Временами из соседей завернет к нему, бывало, отставной гусар-поручик, прокуренный насквозь трубочный куряка, или брандер-полковник, мастер и охотник на разговоры обо всем. Но и это стало ему надоедать. Разговоры их начали ему казаться как-то поверхностными; живое, ловкое обращенье, потрепки по колену и прочие развязности начали ему казаться уже чересчур прямыми и открытыми. Он решился с ними раззнакомиться и произвел это даже довольно резко. Именно, когда представитель всех полковников-брандеров, наиприятнейший во всех поверхностных разговорах обо всем, Варвар Николаич Вишнепокромов приехал к нему затем именно, чтобы наговориться вдоволь, коснувшись и политики, и философии, и литературы, и морали, и даже состоянья финансов в Англии, он выслал сказать, что его нет дома, и в то же время имел неосторожность показаться перед окошком. Гость и хозяин встретились взорами. Один, разумеется, проворчал сквозь зубы: «Скотина!», другой послал ему тоже что-то вроде свиньи. Так и кончилось знакомство. С тех пор не заезжал к нему никто. Уединенье полное водворилось в доме. Хозяин залез в халат безвыходно, предавши тело бездействию, а мысль — обдумыванью большого сочиненья о России. Как обдумывалось это сочинение, читатель уже видел. День приходил и уходил, однообразный и бесцветный. Нельзя сказать, однако же, чтобы не было минут, в которые как будто пробуждался он ото сна. Когда привозила почта газеты, новые книги и журналы и попадалось ему в печати знакомое имя прежнего товарища, уже преуспевавшего на видном поприще государственной службы или приносившего посильную дань наукам и образованью всемирному, тайная тихая грусть подступала ему под сердце, и скорбная, безмолвно-грустная, тихая жалоба на бездействие свое прорывалась невольно. Тогда противной и гадкой казалась ему жизнь его. С необыкновенной силой воскресало пред ним школьное минувшее время и представал вдруг, как живой, Александр Петрович… Градом лились из глаз его слезы, и рыданья продолжались почти весь день.
Что значили эти рыданья?

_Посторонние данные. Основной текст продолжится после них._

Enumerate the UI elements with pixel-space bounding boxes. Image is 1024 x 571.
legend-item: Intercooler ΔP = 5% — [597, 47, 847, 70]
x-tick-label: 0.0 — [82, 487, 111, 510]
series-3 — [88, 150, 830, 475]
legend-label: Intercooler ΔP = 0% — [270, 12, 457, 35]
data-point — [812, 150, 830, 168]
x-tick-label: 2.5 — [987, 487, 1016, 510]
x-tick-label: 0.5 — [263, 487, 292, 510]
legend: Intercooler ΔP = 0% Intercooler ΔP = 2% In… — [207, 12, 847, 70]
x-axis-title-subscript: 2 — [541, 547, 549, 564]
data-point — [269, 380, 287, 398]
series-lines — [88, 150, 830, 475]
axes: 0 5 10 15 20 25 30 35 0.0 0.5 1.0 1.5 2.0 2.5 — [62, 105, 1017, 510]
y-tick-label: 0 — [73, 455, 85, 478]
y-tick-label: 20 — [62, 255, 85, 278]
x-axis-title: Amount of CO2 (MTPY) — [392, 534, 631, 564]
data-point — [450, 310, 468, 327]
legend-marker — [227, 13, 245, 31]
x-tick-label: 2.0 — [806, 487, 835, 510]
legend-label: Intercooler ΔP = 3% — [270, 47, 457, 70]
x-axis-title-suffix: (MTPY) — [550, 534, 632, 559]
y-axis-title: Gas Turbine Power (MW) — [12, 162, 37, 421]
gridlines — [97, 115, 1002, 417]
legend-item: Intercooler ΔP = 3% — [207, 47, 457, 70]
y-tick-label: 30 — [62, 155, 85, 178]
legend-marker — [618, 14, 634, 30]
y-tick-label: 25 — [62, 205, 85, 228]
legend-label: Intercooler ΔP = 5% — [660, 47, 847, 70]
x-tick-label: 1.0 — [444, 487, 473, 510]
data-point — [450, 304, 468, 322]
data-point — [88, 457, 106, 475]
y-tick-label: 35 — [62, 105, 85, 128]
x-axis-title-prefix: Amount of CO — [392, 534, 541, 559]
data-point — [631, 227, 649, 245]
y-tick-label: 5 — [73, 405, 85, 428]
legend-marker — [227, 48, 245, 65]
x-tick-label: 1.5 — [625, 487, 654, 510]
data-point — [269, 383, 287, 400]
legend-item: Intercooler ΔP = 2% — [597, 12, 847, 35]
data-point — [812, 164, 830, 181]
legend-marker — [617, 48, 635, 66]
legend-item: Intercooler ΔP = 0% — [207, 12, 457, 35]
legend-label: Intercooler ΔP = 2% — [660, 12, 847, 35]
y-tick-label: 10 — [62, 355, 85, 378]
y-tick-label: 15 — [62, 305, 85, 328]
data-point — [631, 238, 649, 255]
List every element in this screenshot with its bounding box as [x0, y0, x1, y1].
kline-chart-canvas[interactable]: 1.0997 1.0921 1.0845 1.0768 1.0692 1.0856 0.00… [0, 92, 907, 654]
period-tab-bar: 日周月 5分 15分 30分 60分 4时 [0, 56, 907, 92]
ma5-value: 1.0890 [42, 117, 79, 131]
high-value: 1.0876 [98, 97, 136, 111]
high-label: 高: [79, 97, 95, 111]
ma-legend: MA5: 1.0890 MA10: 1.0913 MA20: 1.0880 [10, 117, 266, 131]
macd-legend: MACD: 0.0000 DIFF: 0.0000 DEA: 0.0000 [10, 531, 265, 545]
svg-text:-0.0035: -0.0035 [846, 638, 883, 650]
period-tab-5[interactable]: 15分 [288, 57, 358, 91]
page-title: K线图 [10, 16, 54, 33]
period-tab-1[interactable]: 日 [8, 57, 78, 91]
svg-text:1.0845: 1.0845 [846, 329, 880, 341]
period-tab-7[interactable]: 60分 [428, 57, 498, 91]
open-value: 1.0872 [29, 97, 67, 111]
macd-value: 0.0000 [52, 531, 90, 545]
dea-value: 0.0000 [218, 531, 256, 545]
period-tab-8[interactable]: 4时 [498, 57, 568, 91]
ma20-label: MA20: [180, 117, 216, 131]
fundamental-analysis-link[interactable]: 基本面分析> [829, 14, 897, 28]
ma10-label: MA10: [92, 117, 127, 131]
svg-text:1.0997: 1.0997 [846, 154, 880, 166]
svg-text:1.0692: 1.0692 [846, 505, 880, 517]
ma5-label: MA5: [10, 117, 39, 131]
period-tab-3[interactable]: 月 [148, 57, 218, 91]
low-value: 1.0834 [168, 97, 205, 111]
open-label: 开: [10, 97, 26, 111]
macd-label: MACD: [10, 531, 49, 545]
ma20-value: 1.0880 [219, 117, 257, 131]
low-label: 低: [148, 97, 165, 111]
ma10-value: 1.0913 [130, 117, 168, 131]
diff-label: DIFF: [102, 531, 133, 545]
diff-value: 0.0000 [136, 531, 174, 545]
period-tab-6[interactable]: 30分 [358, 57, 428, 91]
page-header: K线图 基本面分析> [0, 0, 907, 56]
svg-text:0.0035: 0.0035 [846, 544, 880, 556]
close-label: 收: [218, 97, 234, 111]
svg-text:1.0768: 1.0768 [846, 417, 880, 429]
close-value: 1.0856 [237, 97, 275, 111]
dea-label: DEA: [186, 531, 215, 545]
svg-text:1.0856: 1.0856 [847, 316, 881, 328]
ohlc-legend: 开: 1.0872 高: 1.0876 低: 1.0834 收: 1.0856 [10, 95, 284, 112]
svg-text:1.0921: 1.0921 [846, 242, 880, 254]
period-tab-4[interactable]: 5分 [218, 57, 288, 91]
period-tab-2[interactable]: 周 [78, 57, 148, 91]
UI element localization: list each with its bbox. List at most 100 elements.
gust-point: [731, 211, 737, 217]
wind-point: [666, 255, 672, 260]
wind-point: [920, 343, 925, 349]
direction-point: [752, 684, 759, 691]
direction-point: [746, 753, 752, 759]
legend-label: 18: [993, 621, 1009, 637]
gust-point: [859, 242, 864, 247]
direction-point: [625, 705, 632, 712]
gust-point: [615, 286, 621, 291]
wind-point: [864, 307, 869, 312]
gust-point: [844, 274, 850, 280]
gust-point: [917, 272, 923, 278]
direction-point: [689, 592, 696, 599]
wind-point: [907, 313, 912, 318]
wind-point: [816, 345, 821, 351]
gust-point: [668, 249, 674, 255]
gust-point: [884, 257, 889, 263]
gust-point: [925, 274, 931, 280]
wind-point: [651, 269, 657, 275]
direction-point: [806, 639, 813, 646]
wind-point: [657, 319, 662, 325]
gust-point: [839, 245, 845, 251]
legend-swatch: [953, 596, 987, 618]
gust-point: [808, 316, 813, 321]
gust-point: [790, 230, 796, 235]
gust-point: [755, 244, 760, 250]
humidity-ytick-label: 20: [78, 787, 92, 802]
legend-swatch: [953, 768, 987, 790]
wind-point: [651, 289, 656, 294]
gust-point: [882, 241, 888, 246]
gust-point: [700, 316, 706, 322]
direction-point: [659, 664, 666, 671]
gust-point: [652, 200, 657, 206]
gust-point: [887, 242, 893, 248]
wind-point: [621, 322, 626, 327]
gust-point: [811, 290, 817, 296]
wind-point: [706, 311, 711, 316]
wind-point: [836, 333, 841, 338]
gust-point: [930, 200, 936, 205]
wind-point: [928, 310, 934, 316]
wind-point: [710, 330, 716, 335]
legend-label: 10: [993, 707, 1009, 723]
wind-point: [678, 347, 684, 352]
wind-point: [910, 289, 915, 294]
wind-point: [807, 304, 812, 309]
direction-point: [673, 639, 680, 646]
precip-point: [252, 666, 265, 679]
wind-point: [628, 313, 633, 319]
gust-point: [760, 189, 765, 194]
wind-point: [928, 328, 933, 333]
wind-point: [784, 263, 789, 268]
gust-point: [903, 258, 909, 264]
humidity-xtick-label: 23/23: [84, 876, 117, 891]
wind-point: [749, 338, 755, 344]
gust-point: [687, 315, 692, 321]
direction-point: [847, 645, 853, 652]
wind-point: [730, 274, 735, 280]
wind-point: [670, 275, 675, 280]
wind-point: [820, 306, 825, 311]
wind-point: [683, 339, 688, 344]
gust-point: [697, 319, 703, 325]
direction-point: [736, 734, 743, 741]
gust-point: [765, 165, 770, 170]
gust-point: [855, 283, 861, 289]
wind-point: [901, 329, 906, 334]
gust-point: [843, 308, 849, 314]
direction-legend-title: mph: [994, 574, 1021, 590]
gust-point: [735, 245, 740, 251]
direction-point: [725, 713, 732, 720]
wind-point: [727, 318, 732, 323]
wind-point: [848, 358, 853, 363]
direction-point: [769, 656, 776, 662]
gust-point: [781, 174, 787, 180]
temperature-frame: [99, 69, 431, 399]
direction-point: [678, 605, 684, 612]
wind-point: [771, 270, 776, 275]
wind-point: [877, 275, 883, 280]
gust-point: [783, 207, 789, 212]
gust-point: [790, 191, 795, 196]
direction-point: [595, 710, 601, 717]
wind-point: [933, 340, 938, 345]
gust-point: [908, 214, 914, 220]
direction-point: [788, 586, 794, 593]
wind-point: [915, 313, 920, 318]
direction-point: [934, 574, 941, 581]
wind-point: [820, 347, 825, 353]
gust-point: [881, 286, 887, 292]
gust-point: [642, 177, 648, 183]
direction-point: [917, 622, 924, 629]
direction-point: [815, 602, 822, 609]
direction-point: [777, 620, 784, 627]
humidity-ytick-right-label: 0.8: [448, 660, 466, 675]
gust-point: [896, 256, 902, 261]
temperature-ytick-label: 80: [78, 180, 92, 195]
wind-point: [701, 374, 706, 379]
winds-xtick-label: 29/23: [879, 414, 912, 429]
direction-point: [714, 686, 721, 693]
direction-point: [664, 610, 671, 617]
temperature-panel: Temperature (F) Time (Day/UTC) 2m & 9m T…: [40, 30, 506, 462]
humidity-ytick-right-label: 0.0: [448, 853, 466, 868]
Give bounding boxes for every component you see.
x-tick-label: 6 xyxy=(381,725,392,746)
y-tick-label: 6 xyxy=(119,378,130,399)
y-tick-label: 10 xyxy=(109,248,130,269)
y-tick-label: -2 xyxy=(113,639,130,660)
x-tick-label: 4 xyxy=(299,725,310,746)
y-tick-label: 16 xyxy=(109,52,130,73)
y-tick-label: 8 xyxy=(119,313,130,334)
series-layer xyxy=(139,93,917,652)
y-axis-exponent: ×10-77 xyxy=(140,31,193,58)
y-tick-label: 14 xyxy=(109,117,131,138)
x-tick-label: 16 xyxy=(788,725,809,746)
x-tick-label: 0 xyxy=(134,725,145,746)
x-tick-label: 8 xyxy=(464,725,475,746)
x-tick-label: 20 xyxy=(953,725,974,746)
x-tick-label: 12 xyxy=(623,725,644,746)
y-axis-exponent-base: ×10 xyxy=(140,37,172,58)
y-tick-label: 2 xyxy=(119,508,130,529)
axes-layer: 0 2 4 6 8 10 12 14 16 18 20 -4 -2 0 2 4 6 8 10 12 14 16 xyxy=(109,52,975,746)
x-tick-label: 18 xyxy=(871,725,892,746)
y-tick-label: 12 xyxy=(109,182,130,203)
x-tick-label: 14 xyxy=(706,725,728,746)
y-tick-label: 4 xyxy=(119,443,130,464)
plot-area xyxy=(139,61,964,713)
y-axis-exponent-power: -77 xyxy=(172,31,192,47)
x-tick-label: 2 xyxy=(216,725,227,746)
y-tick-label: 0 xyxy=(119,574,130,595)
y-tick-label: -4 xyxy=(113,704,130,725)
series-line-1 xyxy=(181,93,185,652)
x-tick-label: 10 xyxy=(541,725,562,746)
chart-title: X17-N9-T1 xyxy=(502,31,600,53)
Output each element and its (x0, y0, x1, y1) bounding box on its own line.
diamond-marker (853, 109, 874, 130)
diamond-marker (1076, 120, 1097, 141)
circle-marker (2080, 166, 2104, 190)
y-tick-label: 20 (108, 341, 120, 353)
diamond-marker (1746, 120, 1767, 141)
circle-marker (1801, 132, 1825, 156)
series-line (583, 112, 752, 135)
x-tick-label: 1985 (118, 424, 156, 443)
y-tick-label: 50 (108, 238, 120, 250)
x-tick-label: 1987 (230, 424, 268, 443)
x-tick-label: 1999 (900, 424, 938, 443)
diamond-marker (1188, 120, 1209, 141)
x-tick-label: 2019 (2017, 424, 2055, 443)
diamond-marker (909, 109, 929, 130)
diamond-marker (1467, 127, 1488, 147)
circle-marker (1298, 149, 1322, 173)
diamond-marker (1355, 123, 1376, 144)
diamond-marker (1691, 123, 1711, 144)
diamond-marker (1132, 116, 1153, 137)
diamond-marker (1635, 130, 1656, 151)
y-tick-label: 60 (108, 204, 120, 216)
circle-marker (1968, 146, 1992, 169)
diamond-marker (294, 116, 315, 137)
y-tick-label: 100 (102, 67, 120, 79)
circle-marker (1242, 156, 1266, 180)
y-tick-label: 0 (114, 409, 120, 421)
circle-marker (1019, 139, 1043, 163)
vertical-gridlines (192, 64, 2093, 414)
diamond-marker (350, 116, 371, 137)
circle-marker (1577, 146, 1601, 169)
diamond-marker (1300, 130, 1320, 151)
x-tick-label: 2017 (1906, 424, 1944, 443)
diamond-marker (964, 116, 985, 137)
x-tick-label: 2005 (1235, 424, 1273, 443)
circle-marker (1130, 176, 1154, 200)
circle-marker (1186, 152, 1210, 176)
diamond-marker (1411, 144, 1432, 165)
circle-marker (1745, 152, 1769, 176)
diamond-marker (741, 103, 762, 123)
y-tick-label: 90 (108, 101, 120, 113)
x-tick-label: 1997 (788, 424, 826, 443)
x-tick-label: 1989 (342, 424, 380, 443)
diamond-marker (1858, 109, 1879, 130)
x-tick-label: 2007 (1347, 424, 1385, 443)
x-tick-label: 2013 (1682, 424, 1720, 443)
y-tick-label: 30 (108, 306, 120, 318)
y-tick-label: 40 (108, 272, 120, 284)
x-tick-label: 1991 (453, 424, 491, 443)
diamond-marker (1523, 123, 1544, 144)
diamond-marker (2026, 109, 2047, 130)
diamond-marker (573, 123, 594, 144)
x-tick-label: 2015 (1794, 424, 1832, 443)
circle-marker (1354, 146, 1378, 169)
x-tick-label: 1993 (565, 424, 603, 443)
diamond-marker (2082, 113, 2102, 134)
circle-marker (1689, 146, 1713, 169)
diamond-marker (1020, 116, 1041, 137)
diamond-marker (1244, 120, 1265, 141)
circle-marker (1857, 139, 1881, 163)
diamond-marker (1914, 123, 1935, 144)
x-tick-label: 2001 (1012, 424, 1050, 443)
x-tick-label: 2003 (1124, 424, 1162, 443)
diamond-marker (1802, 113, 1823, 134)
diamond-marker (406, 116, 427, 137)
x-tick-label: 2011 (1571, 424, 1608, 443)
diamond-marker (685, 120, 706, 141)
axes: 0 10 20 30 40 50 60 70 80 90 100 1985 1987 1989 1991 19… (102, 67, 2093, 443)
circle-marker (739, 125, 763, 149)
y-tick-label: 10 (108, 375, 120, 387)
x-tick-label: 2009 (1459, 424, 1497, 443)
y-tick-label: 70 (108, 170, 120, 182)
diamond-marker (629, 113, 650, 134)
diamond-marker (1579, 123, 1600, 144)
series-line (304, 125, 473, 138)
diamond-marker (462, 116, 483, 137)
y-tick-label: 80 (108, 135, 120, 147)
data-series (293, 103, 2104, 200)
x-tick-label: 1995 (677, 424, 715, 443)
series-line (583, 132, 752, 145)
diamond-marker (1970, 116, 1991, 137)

Обнаруживала ли ими болеющая душа скорбную тайну своей болезни, что не успел образоваться и окрепнуть начинавший в нем строиться высокий внутренний человек; что, не испытанный измлада в борьбе с неудачами, не достигнул он до высокого состоянья возвышаться и крепнуть от преград и препятствий; что, растопившись, подобно разогретому металлу, богатый запас великих ощущений не принял последней закалки, и теперь, без упругости, бессильна его воля; что слишком для него рано умер необыкновенный наставник и нет теперь никого во всем свете, кто бы был в силах воздвигнуть и поднять шатаемые вечными колебаньями силы и лишенную упругости немощную волю, — кто бы крикнул живым, пробуждающим голосом, — крикнул душе пробуждающее слово: вперед! — которого жаждет повсюду, на всех ступенях стоящий, всех сословий, званий и промыслов, русский человек?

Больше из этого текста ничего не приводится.